Harris County D.A. will no longer prosecute “trace cases”
Harris County District Attorney Kim Ogg made good on a central campaign promise this week, announcing that her office will no longer prosecute “trace cases” that involve trivially small amounts of drugs, or drug residue. In an interview with the Houston Press, Ogg said that although there is still no formal policy prohibiting these prosecutions, her office stopped […]
Harris County District Attorney Kim Ogg made good on a central campaign promise this week, announcing that her office will no longer prosecute “trace cases” that involve trivially small amounts of drugs, or drug residue. In an interview with the Houston Press, Ogg said that although there is still no formal policy prohibiting these prosecutions, her office stopped pursuing such cases in late July.
“It’s been a point of contention with most Houstonians who don’t appear to agree that it’s a wise use of taxpayer dollars to prosecute people in possession of empty crack pipes that contain drug residue,” Ogg told the Press. “And while not all the cases follow that example, many, many do.”
Trace cases have a politically volatile history in Harris County. Heeding the broader shift toward criminal justice reform as Texas struggled with its bloated prisons, former District Attorney and Republican Pat Lykos changed the office’s policy when she took office in 2010, instructing her deputies to prosecute cases involving 1/100th of a gram of drugs as misdemeanors, rather than felonies as the office had in the past. The move saved the county money and greatly reduced its crowded jail population.
But it also drew the ire of local law enforcement, who argued that their ability to file felony charges in residue cases was instrumental to efforts to lock up people guilty of robberies and burglary. By the end of 2011, a coalition of six Harris County police groups had announced a vote of “no-confidence” in Lykos.
When Lykos lost her seat to Mike Anderson in late 2012, the new district attorney made reversing her policy on trace cases one of his first priorities.

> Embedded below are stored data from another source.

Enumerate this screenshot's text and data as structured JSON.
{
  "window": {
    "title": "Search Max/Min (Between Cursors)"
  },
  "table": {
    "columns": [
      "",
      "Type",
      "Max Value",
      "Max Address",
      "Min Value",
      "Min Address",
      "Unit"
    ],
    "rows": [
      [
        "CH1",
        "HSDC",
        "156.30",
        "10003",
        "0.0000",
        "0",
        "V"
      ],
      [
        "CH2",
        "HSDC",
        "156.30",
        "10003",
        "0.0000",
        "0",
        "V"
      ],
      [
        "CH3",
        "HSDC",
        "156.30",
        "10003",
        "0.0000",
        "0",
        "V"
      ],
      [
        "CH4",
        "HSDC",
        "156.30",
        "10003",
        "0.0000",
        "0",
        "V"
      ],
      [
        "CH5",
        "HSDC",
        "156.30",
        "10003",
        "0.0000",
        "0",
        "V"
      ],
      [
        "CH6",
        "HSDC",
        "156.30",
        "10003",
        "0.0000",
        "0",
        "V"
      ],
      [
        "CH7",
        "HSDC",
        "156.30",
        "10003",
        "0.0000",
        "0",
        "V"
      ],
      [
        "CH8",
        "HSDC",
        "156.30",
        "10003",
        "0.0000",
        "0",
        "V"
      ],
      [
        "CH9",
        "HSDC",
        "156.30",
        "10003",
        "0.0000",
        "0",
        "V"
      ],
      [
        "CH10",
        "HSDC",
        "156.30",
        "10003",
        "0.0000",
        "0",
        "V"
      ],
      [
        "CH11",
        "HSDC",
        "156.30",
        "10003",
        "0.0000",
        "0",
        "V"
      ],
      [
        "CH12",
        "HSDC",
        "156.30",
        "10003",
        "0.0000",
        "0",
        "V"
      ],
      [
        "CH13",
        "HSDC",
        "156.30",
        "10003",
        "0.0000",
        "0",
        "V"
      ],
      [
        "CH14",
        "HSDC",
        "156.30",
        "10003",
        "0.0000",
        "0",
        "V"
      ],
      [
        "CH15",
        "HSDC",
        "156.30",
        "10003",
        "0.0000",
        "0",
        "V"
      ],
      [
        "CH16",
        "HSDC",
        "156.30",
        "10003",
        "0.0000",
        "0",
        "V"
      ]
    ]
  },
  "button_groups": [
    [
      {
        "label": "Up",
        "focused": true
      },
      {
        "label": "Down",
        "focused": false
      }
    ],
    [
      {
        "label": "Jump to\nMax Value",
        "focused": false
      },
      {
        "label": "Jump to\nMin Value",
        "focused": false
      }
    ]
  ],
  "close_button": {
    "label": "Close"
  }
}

After Anderson passed away in 2013 and his wife Devon Anderson took his place, she maintained his policy, and the office continued to charge drug residue cases as felonies. The prosecutions of trace cases became a prominent point of contention between Anderson and Ogg on the campaign trail.

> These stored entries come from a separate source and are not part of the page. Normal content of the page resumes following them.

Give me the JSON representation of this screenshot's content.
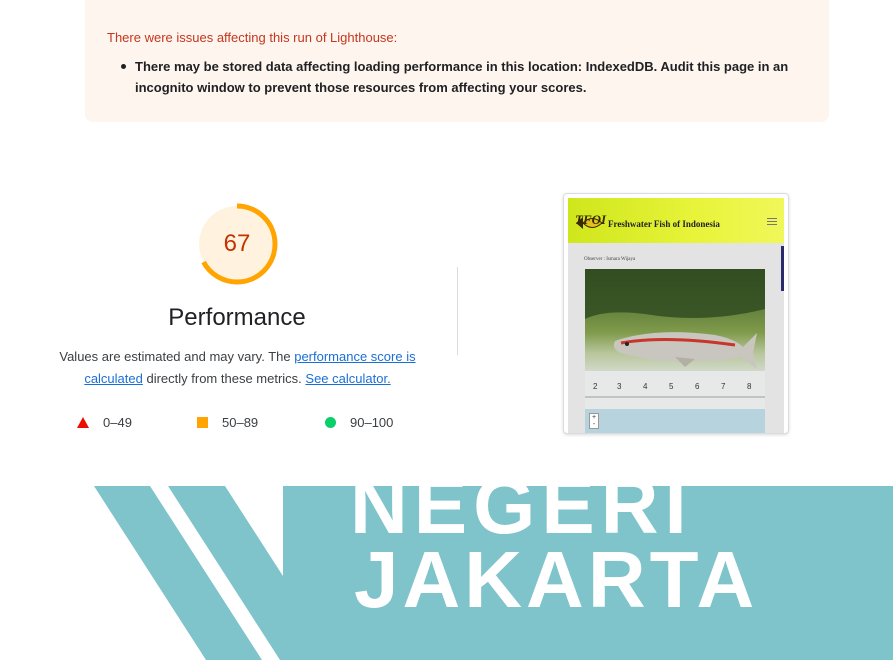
{
  "warning": {
    "title": "There were issues affecting this run of Lighthouse:",
    "item": "There may be stored data affecting loading performance in this location: IndexedDB. Audit this page in an incognito window to prevent those resources from affecting your scores."
  },
  "performance": {
    "score": "67",
    "score_fraction": 0.67,
    "title": "Performance",
    "desc_prefix": "Values are estimated and may vary. The ",
    "desc_link1": "performance score is calculated",
    "desc_middle": " directly from these metrics. ",
    "desc_link2": "See calculator.",
    "gauge_color": "#ffa400",
    "gauge_bg": "#fff3e0"
  },
  "legend": [
    {
      "range": "0–49",
      "color": "#eb0f00",
      "icon": "triangle-icon"
    },
    {
      "range": "50–89",
      "color": "#ffa400",
      "icon": "square-icon"
    },
    {
      "range": "90–100",
      "color": "#0cce6b",
      "icon": "circle-icon"
    }
  ],
  "screenshot": {
    "logo_text": "TFOI",
    "site_title": "Freshwater Fish of Indonesia",
    "observer": "Observer : Ismara Wijaya",
    "zoom_in": "+",
    "zoom_out": "-"
  },
  "banner": {
    "line1": "NEGERI",
    "line2": "JAKARTA",
    "color": "#7fc3cb"
  }
}
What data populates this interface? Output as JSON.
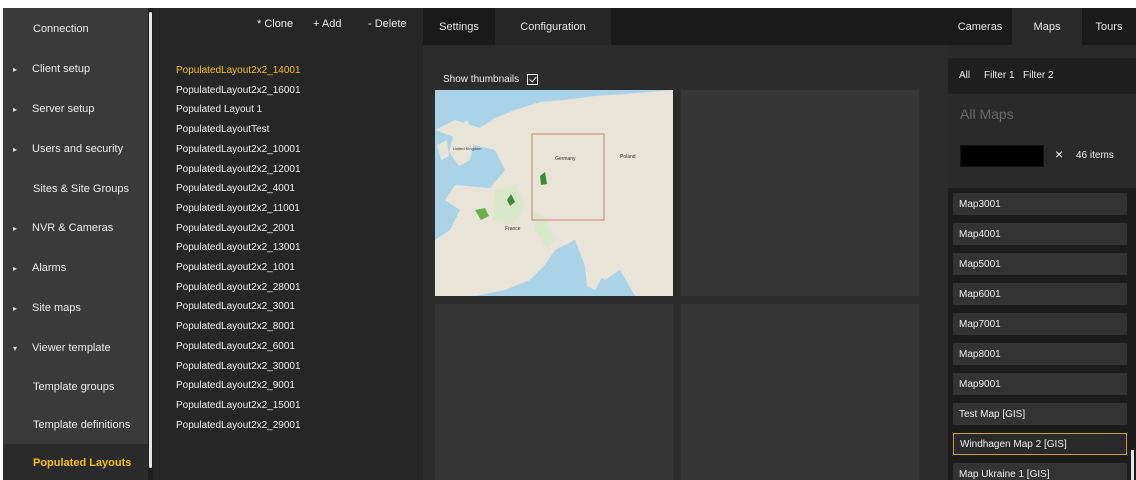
{
  "nav": {
    "items": [
      {
        "label": "Connection",
        "arrow": ""
      },
      {
        "label": "Client setup",
        "arrow": "▸"
      },
      {
        "label": "Server setup",
        "arrow": "▸"
      },
      {
        "label": "Users and security",
        "arrow": "▸"
      },
      {
        "label": "Sites & Site Groups",
        "arrow": ""
      },
      {
        "label": "NVR & Cameras",
        "arrow": "▸"
      },
      {
        "label": "Alarms",
        "arrow": "▸"
      },
      {
        "label": "Site maps",
        "arrow": "▸"
      },
      {
        "label": "Viewer template",
        "arrow": "▾"
      },
      {
        "label": "Template groups",
        "arrow": ""
      },
      {
        "label": "Template definitions",
        "arrow": ""
      },
      {
        "label": "Populated Layouts",
        "arrow": "",
        "active": true
      }
    ]
  },
  "toolbar": {
    "clone_label": "* Clone",
    "add_label": "+ Add",
    "delete_label": "- Delete"
  },
  "layouts": [
    "PopulatedLayout2x2_14001",
    "PopulatedLayout2x2_16001",
    "Populated Layout 1",
    "PopulatedLayoutTest",
    "PopulatedLayout2x2_10001",
    "PopulatedLayout2x2_12001",
    "PopulatedLayout2x2_4001",
    "PopulatedLayout2x2_11001",
    "PopulatedLayout2x2_2001",
    "PopulatedLayout2x2_13001",
    "PopulatedLayout2x2_1001",
    "PopulatedLayout2x2_28001",
    "PopulatedLayout2x2_3001",
    "PopulatedLayout2x2_8001",
    "PopulatedLayout2x2_6001",
    "PopulatedLayout2x2_30001",
    "PopulatedLayout2x2_9001",
    "PopulatedLayout2x2_15001",
    "PopulatedLayout2x2_29001"
  ],
  "center": {
    "tabs": [
      "Settings",
      "Configuration"
    ],
    "active_tab": "Configuration",
    "show_thumbnails_label": "Show thumbnails",
    "show_thumbnails_checked": true,
    "map_labels": [
      "Germany",
      "Poland",
      "France",
      "United Kingdom"
    ]
  },
  "right": {
    "tabs": [
      "Cameras",
      "Maps",
      "Tours"
    ],
    "active_tab": "Maps",
    "filters": [
      "All",
      "Filter 1",
      "Filter 2"
    ],
    "heading": "All Maps",
    "search_value": "",
    "clear_icon": "×",
    "count_label": "46 items",
    "maps": [
      "Map3001",
      "Map4001",
      "Map5001",
      "Map6001",
      "Map7001",
      "Map8001",
      "Map9001",
      "Test Map [GIS]",
      "Windhagen Map 2 [GIS]",
      "Map Ukraine 1 [GIS]"
    ],
    "selected_map": "Windhagen Map 2 [GIS]"
  },
  "colors": {
    "accent": "#f6c200",
    "background": "#1e1e1e",
    "nav_bg": "#3a3a3a"
  }
}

Unlike Lykos, Ogg is moving forward with the support of the Houston Police Officer’s Union, though it is tempered. The union’s president, Ray Hunt, told the Houston Press that “we’re not going to make a big deal about this as long as these people who break into cars, which we believe are the big crack users, that when we catch them, they’re hammered and they’re not given slaps on the hand.”

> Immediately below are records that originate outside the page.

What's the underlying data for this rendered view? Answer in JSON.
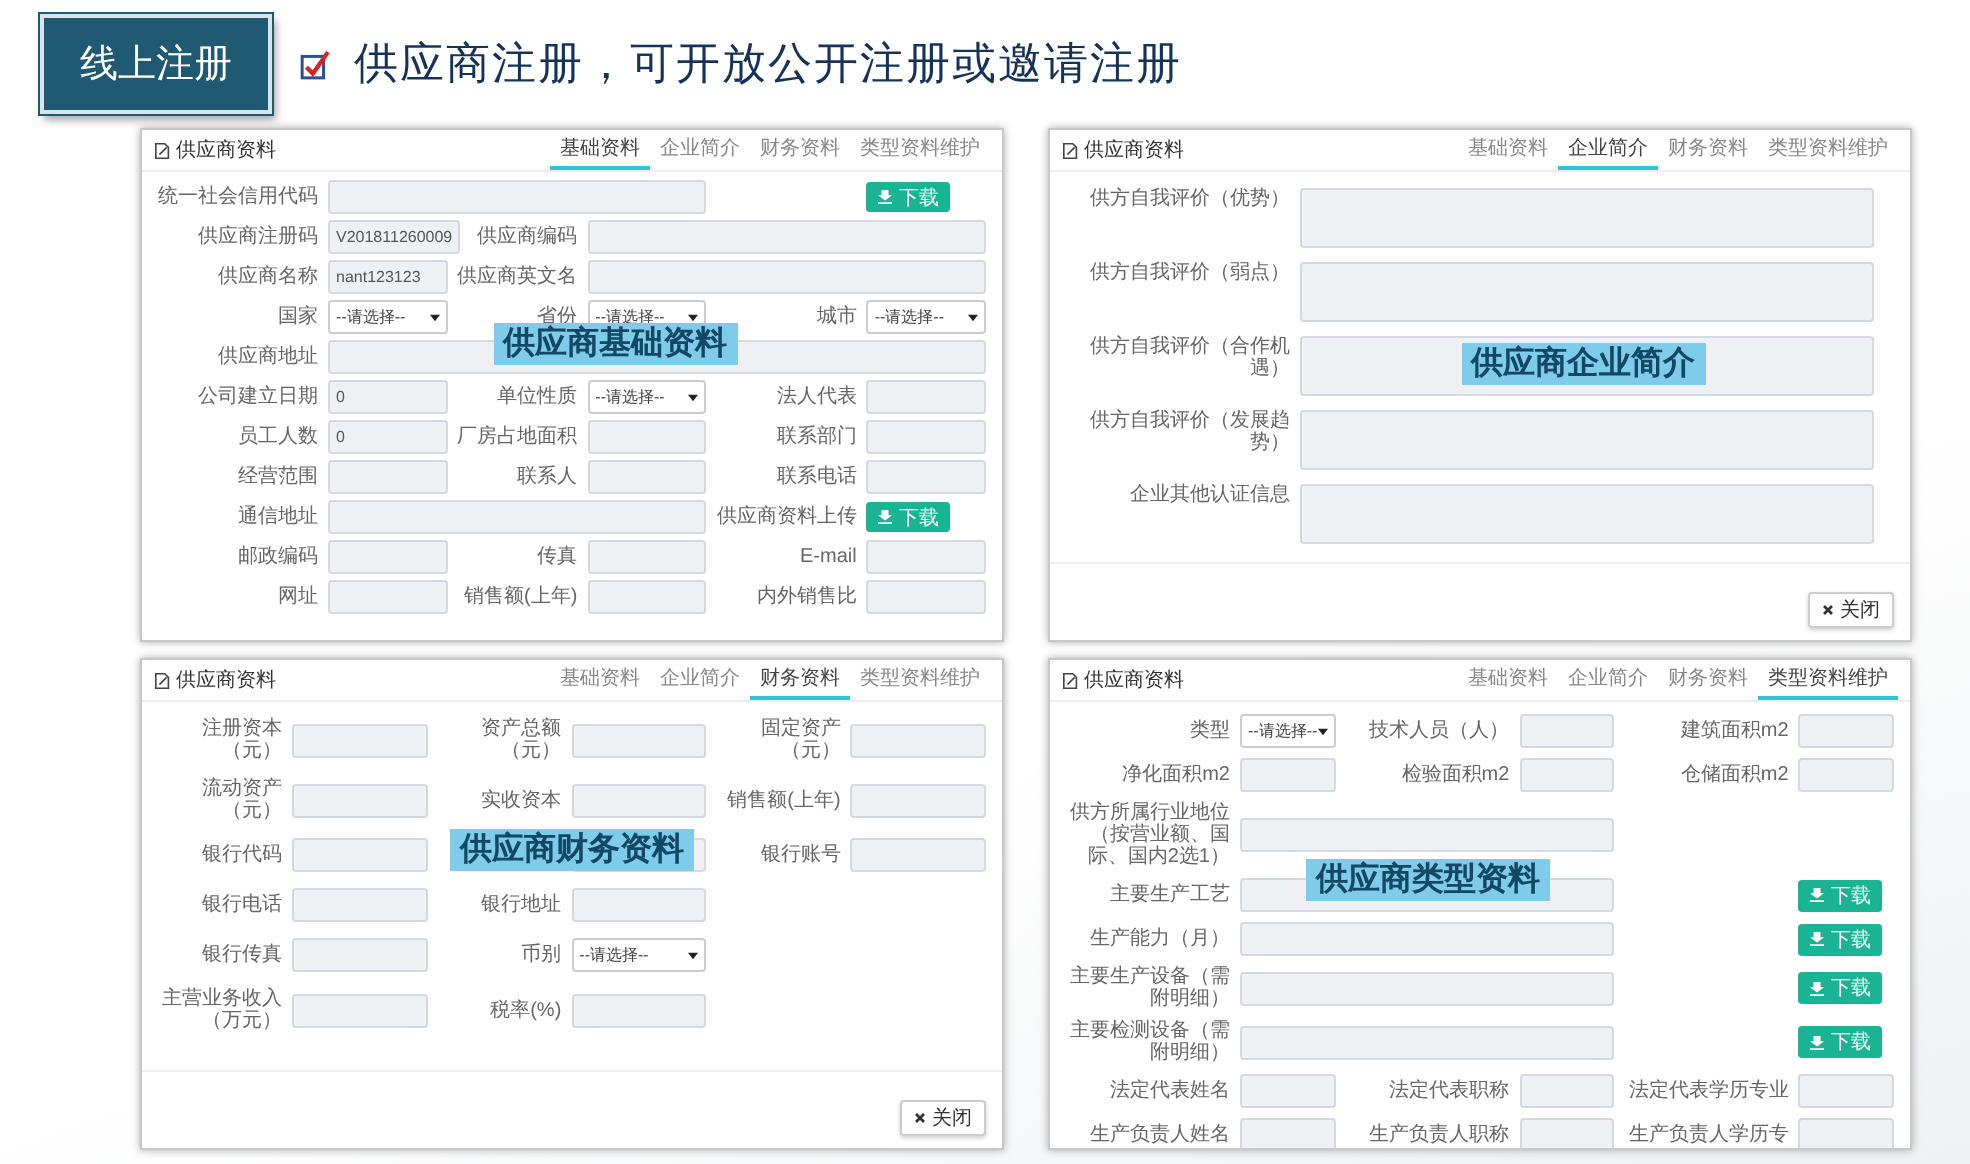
{
  "header": {
    "badge": "线上注册",
    "checked": true,
    "title": "供应商注册，可开放公开注册或邀请注册"
  },
  "panels": [
    {
      "title": "供应商资料",
      "overlay": "供应商基础资料",
      "tabs": [
        {
          "label": "基础资料",
          "selected": true
        },
        {
          "label": "企业简介",
          "selected": false
        },
        {
          "label": "财务资料",
          "selected": false
        },
        {
          "label": "类型资料维护",
          "selected": false
        }
      ],
      "rows": [
        [
          {
            "label": "统一社会信用代码",
            "kind": "input_wide"
          },
          {
            "kind": "button",
            "text": "下载"
          }
        ],
        [
          {
            "label": "供应商注册码",
            "kind": "input",
            "value": "V201811260009"
          },
          {
            "label": "供应商编码",
            "kind": "input_wide"
          }
        ],
        [
          {
            "label": "供应商名称",
            "kind": "input",
            "value": "nant123123"
          },
          {
            "label": "供应商英文名",
            "kind": "input_wide"
          }
        ],
        [
          {
            "label": "国家",
            "kind": "select",
            "value": "--请选择--"
          },
          {
            "label": "省份",
            "kind": "select",
            "value": "--请选择--"
          },
          {
            "label": "城市",
            "kind": "select",
            "value": "--请选择--"
          }
        ],
        [
          {
            "label": "供应商地址",
            "kind": "input_full"
          }
        ],
        [
          {
            "label": "公司建立日期",
            "kind": "input",
            "value": "0"
          },
          {
            "label": "单位性质",
            "kind": "select",
            "value": "--请选择--"
          },
          {
            "label": "法人代表",
            "kind": "input"
          }
        ],
        [
          {
            "label": "员工人数",
            "kind": "input",
            "value": "0"
          },
          {
            "label": "厂房占地面积",
            "kind": "input"
          },
          {
            "label": "联系部门",
            "kind": "input"
          }
        ],
        [
          {
            "label": "经营范围",
            "kind": "input"
          },
          {
            "label": "联系人",
            "kind": "input"
          },
          {
            "label": "联系电话",
            "kind": "input"
          }
        ],
        [
          {
            "label": "通信地址",
            "kind": "input_wide"
          },
          {
            "label": "供应商资料上传",
            "kind": "button",
            "text": "下载"
          }
        ],
        [
          {
            "label": "邮政编码",
            "kind": "input"
          },
          {
            "label": "传真",
            "kind": "input"
          },
          {
            "label": "E-mail",
            "kind": "input"
          }
        ],
        [
          {
            "label": "网址",
            "kind": "input"
          },
          {
            "label": "销售额(上年)",
            "kind": "input"
          },
          {
            "label": "内外销售比",
            "kind": "input"
          }
        ]
      ]
    },
    {
      "title": "供应商资料",
      "overlay": "供应商企业简介",
      "close_button": "关闭",
      "tabs": [
        {
          "label": "基础资料",
          "selected": false
        },
        {
          "label": "企业简介",
          "selected": true
        },
        {
          "label": "财务资料",
          "selected": false
        },
        {
          "label": "类型资料维护",
          "selected": false
        }
      ],
      "rows": [
        [
          {
            "label": "供方自我评价（优势）",
            "kind": "textarea"
          }
        ],
        [
          {
            "label": "供方自我评价（弱点）",
            "kind": "textarea"
          }
        ],
        [
          {
            "label": "供方自我评价（合作机遇）",
            "kind": "textarea"
          }
        ],
        [
          {
            "label": "供方自我评价（发展趋势）",
            "kind": "textarea"
          }
        ],
        [
          {
            "label": "企业其他认证信息",
            "kind": "textarea"
          }
        ]
      ]
    },
    {
      "title": "供应商资料",
      "overlay": "供应商财务资料",
      "close_button": "关闭",
      "tabs": [
        {
          "label": "基础资料",
          "selected": false
        },
        {
          "label": "企业简介",
          "selected": false
        },
        {
          "label": "财务资料",
          "selected": true
        },
        {
          "label": "类型资料维护",
          "selected": false
        }
      ],
      "rows": [
        [
          {
            "label": "注册资本（元）",
            "kind": "input"
          },
          {
            "label": "资产总额（元）",
            "kind": "input"
          },
          {
            "label": "固定资产（元）",
            "kind": "input"
          }
        ],
        [
          {
            "label": "流动资产（元）",
            "kind": "input"
          },
          {
            "label": "实收资本",
            "kind": "input"
          },
          {
            "label": "销售额(上年)",
            "kind": "input"
          }
        ],
        [
          {
            "label": "银行代码",
            "kind": "input"
          },
          {
            "kind": "input"
          },
          {
            "label": "银行账号",
            "kind": "input"
          }
        ],
        [
          {
            "label": "银行电话",
            "kind": "input"
          },
          {
            "label": "银行地址",
            "kind": "input"
          }
        ],
        [
          {
            "label": "银行传真",
            "kind": "input"
          },
          {
            "label": "币别",
            "kind": "select",
            "value": "--请选择--"
          }
        ],
        [
          {
            "label": "主营业务收入（万元）",
            "kind": "input"
          },
          {
            "label": "税率(%)",
            "kind": "input"
          }
        ]
      ]
    },
    {
      "title": "供应商资料",
      "overlay": "供应商类型资料",
      "tabs": [
        {
          "label": "基础资料",
          "selected": false
        },
        {
          "label": "企业简介",
          "selected": false
        },
        {
          "label": "财务资料",
          "selected": false
        },
        {
          "label": "类型资料维护",
          "selected": true
        }
      ],
      "rows": [
        [
          {
            "label": "类型",
            "kind": "select",
            "value": "--请选择--"
          },
          {
            "label": "技术人员（人）",
            "kind": "input"
          },
          {
            "label": "建筑面积m2",
            "kind": "input"
          }
        ],
        [
          {
            "label": "净化面积m2",
            "kind": "input"
          },
          {
            "label": "检验面积m2",
            "kind": "input"
          },
          {
            "label": "仓储面积m2",
            "kind": "input"
          }
        ],
        [
          {
            "label": "供方所属行业地位（按营业额、国际、国内2选1）",
            "kind": "input_wide"
          }
        ],
        [
          {
            "label": "主要生产工艺",
            "kind": "input_wide"
          },
          {
            "kind": "button",
            "text": "下载"
          }
        ],
        [
          {
            "label": "生产能力（月）",
            "kind": "input_wide"
          },
          {
            "kind": "button",
            "text": "下载"
          }
        ],
        [
          {
            "label": "主要生产设备（需附明细）",
            "kind": "input_wide"
          },
          {
            "kind": "button",
            "text": "下载"
          }
        ],
        [
          {
            "label": "主要检测设备（需附明细）",
            "kind": "input_wide"
          },
          {
            "kind": "button",
            "text": "下载"
          }
        ],
        [
          {
            "label": "法定代表姓名",
            "kind": "input"
          },
          {
            "label": "法定代表职称",
            "kind": "input"
          },
          {
            "label": "法定代表学历专业",
            "kind": "input"
          }
        ],
        [
          {
            "label": "生产负责人姓名",
            "kind": "input"
          },
          {
            "label": "生产负责人职称",
            "kind": "input"
          },
          {
            "label": "生产负责人学历专",
            "kind": "input"
          }
        ]
      ]
    }
  ]
}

As shown in other jurisdictions, assurances from district attorneys that they will step back from prosecuting certain crimes don’t always have meaningful results. In Brooklyn, for example, former district attorney Ken Thompson made waves in 2014 when he announced his office would no longer prosecute most low-level marijuana cases. After Thompson passed away, current district attorney Eric Gonzalez took his place, vowing to maintain Thompson’s policies.
But a recent investigation from WNYC found the Brooklyn District Attorney’s office only throws out roughly one out of every five low-level marijuana arrests. (Gonzalez said he believed most of these charges were for smoking marijuana, which is classified as the same misdemeanor as low-level possession, and contends his office is still working to reduce possession prosecutions.)
Now, Houstonians will wait to find out if Ogg’s word — which again, is not yet a written policy — will make a meaningful dent in the number of trace case prosecutions in the county. With voters and local law enforcement behind her, there is little reason for her to stray from her stance.